The two women knew each other through Margot’s uncle Salomon Sommer. Ida Leiser had been an employee in his butcher’s shop in the Alte Gasse. She lived in a so called “mixed marriage.” She and her three children had been baptized as protestants. As they came from a Jewish family however, they had not only to wear the “gelber Stern” (yellow star) but also to carry out forced labour in various companies in Frankfurt, amongst others Osterrieth in the Gallus district and later Bykopharm in the Friedberger Anlage.

Ida Leiser’s daughter Emmi remembered that her mother had supported Margot Sommer and had later received two letters from her. “Oh God, now the Sommers also have to leave”, this statement of her mother’s had a firm place in Emmi’s memory.

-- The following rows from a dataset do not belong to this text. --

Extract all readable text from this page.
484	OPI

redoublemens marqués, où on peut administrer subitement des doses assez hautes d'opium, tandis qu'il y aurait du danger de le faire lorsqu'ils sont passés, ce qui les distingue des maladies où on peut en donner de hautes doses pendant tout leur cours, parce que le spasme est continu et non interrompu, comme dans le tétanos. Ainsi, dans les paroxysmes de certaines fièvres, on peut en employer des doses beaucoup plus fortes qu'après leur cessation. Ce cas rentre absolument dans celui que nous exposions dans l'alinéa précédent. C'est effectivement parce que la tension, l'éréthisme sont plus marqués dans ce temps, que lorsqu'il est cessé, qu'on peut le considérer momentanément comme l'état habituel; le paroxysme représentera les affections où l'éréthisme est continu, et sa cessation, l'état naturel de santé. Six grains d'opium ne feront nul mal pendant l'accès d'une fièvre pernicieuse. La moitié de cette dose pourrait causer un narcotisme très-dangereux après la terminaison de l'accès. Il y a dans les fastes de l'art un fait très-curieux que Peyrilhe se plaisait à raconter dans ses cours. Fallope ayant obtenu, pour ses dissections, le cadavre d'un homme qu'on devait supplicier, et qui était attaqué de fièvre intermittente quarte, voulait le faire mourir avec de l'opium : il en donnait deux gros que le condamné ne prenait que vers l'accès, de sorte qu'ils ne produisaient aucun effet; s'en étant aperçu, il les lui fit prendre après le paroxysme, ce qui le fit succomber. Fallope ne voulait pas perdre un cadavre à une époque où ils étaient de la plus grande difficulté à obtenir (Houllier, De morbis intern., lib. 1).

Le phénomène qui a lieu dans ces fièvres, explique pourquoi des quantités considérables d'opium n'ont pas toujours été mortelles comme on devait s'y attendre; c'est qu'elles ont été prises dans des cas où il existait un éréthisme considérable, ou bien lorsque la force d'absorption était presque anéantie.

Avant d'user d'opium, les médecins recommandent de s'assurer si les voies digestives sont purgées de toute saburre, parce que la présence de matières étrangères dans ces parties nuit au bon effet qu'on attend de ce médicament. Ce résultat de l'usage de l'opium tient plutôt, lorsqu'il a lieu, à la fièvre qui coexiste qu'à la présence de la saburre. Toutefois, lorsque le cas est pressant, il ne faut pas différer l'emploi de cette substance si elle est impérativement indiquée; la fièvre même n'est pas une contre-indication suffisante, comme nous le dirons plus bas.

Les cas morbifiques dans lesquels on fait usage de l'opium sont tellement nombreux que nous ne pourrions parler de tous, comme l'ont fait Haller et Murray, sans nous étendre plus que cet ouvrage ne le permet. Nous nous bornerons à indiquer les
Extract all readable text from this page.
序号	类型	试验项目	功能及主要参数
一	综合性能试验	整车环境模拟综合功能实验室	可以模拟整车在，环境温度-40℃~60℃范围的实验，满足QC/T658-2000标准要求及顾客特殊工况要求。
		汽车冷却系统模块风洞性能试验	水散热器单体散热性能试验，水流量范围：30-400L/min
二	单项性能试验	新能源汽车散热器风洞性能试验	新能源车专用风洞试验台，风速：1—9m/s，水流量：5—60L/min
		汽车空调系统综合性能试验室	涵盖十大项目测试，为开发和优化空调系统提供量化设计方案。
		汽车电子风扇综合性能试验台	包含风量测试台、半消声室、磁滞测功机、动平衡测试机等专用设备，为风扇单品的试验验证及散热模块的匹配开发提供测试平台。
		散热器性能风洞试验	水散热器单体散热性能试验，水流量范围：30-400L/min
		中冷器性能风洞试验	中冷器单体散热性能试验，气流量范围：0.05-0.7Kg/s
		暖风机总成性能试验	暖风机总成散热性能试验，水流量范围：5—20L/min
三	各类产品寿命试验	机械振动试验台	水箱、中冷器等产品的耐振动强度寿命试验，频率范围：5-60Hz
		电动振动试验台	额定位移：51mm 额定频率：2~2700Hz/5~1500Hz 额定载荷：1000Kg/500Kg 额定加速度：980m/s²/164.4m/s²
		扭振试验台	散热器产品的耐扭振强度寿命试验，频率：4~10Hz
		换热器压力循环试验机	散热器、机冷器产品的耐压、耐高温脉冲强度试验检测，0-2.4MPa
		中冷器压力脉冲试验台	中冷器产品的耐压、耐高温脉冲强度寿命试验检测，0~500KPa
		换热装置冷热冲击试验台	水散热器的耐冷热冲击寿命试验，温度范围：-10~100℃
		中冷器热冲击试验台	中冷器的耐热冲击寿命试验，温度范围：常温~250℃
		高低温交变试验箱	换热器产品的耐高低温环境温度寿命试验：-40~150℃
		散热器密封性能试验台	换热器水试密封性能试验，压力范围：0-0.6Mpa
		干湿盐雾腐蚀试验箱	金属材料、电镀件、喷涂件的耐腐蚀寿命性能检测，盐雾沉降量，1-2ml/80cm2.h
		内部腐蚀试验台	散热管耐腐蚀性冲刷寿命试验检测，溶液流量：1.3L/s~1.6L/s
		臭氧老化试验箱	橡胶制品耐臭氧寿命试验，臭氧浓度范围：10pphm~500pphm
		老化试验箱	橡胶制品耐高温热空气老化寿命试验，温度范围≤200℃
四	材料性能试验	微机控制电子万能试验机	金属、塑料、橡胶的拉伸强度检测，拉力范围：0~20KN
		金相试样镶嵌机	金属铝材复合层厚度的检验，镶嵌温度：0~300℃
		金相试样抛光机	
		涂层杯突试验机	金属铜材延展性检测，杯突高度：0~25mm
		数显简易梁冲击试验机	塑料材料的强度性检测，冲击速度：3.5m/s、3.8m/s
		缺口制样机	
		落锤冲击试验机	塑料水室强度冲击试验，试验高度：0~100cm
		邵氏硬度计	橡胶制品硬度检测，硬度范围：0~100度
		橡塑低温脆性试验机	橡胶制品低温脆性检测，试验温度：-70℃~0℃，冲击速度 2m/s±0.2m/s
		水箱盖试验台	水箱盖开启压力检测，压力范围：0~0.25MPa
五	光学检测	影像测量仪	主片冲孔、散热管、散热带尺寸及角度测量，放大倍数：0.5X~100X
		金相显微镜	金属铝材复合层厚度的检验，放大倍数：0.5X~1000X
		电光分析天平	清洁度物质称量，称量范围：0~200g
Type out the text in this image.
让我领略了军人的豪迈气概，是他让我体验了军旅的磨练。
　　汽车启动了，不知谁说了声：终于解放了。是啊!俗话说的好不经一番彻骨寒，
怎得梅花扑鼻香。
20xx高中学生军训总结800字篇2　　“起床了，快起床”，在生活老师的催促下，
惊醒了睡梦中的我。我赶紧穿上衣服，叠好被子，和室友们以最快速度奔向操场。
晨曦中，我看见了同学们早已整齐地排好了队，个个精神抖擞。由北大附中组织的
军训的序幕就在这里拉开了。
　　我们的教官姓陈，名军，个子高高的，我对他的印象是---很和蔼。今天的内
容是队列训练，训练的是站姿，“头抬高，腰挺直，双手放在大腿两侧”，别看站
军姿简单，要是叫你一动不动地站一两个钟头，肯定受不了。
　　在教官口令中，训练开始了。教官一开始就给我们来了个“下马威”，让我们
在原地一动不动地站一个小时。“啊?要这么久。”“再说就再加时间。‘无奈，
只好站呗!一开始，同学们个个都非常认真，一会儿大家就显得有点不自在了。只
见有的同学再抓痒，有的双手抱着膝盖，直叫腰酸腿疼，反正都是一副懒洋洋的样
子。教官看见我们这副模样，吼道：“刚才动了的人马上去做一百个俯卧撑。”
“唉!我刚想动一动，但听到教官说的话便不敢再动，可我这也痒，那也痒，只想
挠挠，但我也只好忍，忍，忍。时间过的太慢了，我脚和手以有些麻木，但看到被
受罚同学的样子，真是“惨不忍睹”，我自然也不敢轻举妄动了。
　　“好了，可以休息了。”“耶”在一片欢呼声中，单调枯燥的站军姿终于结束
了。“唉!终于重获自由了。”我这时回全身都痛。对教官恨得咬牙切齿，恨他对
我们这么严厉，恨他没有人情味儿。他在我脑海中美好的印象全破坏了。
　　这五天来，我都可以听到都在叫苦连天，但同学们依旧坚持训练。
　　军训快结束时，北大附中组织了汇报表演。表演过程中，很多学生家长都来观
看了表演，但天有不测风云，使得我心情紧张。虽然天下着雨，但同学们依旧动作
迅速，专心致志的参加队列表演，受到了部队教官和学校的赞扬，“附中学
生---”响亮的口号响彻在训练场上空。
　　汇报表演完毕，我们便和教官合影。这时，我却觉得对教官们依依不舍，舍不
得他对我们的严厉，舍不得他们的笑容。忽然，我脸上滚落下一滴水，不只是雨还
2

Towards the end of the war, on 18th February 1945, Ida Leiser was still sent “to forced labour in Theresienstadt” and was released there on 23rd June 1945 from whence she returned to Frankfurt. As two of her daughters had emigrated to the USA in 1947 and married there, she spent part of the time with them in America. For many years she tried to find the whereabouts of Helmut Sommer. In 1993 Ida’s daughter Emi visited her mother’s former hometown at the invitation of the city of Frankfurt. During her stay she was presented with the book ”…dass wir nicht erwünscht waren” (…that we were not welcome), which members of the Projekt Jüdisches Leben in Frankfurt (Project Jewish Life in Frankfurt) had published shortly beforehand. In this book she discovered the life story of Martha Hirsch, one of the daughters of Salomon and Betty Sommer, as well as a photo of her mother’s previous employer. With the help of other participants in the visitors programme Emmi Enxuto-Leiser managed to seek out Martha Hirsch in New York, who then put her in touch with Helmut Sommer’s widow.

That is how Emmi Enxuto was able, more than 50 years later, to present the locket to the family in 1995. Today the locket is owned by Helmut’s daughter Leslie and serves as a memory to her aunt Margot, who she was never able to meet.